The Herzogenaurach, Germany-based company on Thursday reported a 17.9 percent increase in second-quarter net profits to 165 million euros, or $212 million. Driven by double-digit sales increases in retail and other businesses, group revenues in the three months ended June 30 rose 14.8 percent to 3.52 billion euros, or $4.52 billion.
Company net profits in the first half gained 30.1 percent to 455 million euros, or $590.5 million. Its sales in the period increased 16 percent to 7.34 billion euros, or $9.52 billion.
Dollar figures are converted at average exchange rates for the periods to which they refer.
“We have delivered another winning financial performance in the first half of 2012. Our clear victory in the summer of football, our increased operating margin and our excellent inventory management show we have the right formula to preserve and sustain our positive earnings and cash-flow trajectory,” stated Herbert Hainer, Adidas Group chief executive officer.
Adidas, which is the world’s second-largest sporting goods manufacturer after Nike Inc., now expects its 2012 net profits will increase 15 percent to 17 percent, to reach between 770 million euros and 785 million euros, or $946.6 million and $965 million at current exchange. The company had formerly forecast an annual net profit gain of 12 percent to 17 percent.
Adidas, which in April raised its sales guidance for the year, reiterated it expects revenues to increase almost 10 percent on a currency-neutral basis.
In separate news from Shanghai, Chinese manufacturers are threatening to take legal action against Adidas-Salomon AG over the German sportswear brand’s decision to close its last wholly-owned factory on the Mainland as well as end contracts with five of its suppliers in the country.
Shanghai Manlang Textile Co. Ltd. says Adidas did not provide enough advanced notice prior to ending its business with the manufacturer. Sun Yingli, founder of Shanghai Manlang Textile, said Adidas “abruptly” terminated its contract with her factory in April. “According to the agreement, there would be no change in our cooperation before 2015,” she said, adding that if Adidas were to cancel its contract, the brand agreed to give six months notice so that suppliers could look for other clients.
Yingli said Adidas makes up nearly 30 percent of the factory’s business and the manufacturer has invested in machinery that is specialized for Adidas products. She said the factory had also signed labor agreements with workers until 2015. “Adidas requires a high degree of stability from their suppliers,” she said. “We have to make sure we are prepared.”

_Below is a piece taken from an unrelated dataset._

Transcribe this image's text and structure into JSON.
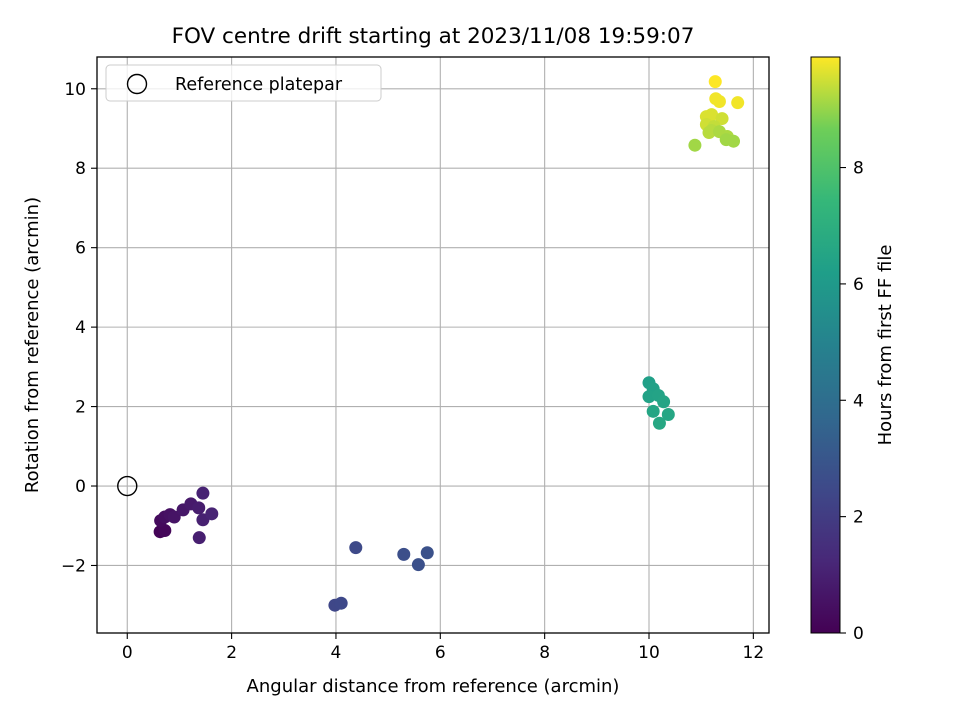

Adidas said it has “given fair and proper legal notice” to its partners and suppliers for the termination of contracts. “We have fulfilled all of our contractual obligations but will nevertheless support supplier partners with consultative advice in their communication and transition plans,” the company said in a statement.
Yingli said Shanghai Manlang Textile has been contacted by Adidas to negotiate compensation, but if both sides cannot reach an agreement, the supplier may take legal action.
Last week, Adidas said it would close its factory in Suzhou, a city outside of Shanghai, in an effort to give the company a “consistent sourcing structure, which will help us to leverage scale and reduce complexity,” the sportswear brand said. The Suzhou manufacturing center has 160 employees.
Adidas said it is not relocating the factory to another market, such as Vietnam and Cambodia, which are becoming increasingly competitive outsourcing hubs for brands as labor costs increase on the Mainland. “China has been and will remain a key sourcing market for the Adidas Group,” the company said. “Adidas partners with more than 300 supplier factories in China, and our commitment to China remains.”